Jeremy Jordan et Ashley Spencer The Seth Concert Series : avec Jeremy Jordan, Ashley Spencer et Seth Rudetsky
En direct en ligne dimanche 31 janvier et rediffusé lundi 1er février 2021
5 étoiles
Site Web de The Seth Concert Series
L'une des choses formidables à propos de ces concerts 'fait maison' avec discussion, c'est que parfois, ils sont diffusés depuis une maison avec plus d'un occupant chanteur. Cela s'est avéré vrai cette fois-ci, avec un couple charmant rendant visite à l'emporium de théâtre musical de Seth. Jeremy Jordan, détendu et chaleureux, a commencé : 'Almost Like Being In Love' (du bien nommé 'Finian's Rainbow', par Burton Lane et Yip Harburg) était une ouverture éclatante, semblable à un bar à cocktails, avec les tons ingénus d'Ashley Spencer résonnant pour le deuxième couplet. Instantanément, nous étions chez nous à New York, peut-être tard dans la nuit, sirotant quelque chose de réconfortant et le monde d'aujourd'hui, avec tous ses soucis, était soudainement à un million de kilomètres.

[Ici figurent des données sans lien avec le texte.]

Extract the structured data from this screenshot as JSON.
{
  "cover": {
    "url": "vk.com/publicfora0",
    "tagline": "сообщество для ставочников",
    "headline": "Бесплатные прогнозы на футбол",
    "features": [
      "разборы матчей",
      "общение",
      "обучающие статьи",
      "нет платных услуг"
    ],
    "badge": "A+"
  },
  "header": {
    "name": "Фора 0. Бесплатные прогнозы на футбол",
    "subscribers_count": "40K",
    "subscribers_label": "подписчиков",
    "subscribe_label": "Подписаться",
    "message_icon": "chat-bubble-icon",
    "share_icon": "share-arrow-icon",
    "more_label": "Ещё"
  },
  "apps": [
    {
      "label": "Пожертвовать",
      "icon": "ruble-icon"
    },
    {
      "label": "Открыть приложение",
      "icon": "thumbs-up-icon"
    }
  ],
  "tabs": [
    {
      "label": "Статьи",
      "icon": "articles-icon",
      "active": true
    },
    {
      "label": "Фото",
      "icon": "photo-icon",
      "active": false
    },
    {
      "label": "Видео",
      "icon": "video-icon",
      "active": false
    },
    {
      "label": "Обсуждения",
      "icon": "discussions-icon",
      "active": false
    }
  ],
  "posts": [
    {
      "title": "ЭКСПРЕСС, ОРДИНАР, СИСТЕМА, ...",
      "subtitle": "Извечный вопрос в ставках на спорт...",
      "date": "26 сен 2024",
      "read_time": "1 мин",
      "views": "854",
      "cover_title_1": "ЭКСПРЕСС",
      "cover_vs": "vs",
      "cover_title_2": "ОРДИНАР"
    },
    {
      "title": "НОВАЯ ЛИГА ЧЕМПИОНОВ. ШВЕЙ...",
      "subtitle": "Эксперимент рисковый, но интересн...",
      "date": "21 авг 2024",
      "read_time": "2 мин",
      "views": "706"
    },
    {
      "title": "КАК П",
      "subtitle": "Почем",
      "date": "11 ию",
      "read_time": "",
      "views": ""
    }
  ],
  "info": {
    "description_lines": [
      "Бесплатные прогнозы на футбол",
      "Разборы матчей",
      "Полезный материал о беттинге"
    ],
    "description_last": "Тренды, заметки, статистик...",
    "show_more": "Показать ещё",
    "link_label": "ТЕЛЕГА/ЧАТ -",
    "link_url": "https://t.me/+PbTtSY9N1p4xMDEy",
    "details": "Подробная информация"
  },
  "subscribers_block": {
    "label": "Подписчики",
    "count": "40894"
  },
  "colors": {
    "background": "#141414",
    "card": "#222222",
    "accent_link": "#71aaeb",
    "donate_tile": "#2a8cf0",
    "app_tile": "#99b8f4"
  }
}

Puis, nous nous sommes égarés encore plus loin, dans la romance luxuriante de George et Ira Gershwin, 'Embraceable You', qu'Ashley a chanté sur le bord délicat de la découverte de l'amour pour la première fois, préservant merveilleusement le doux frisson du moment tout en lui donnant également une sensation très ancrée et moderne.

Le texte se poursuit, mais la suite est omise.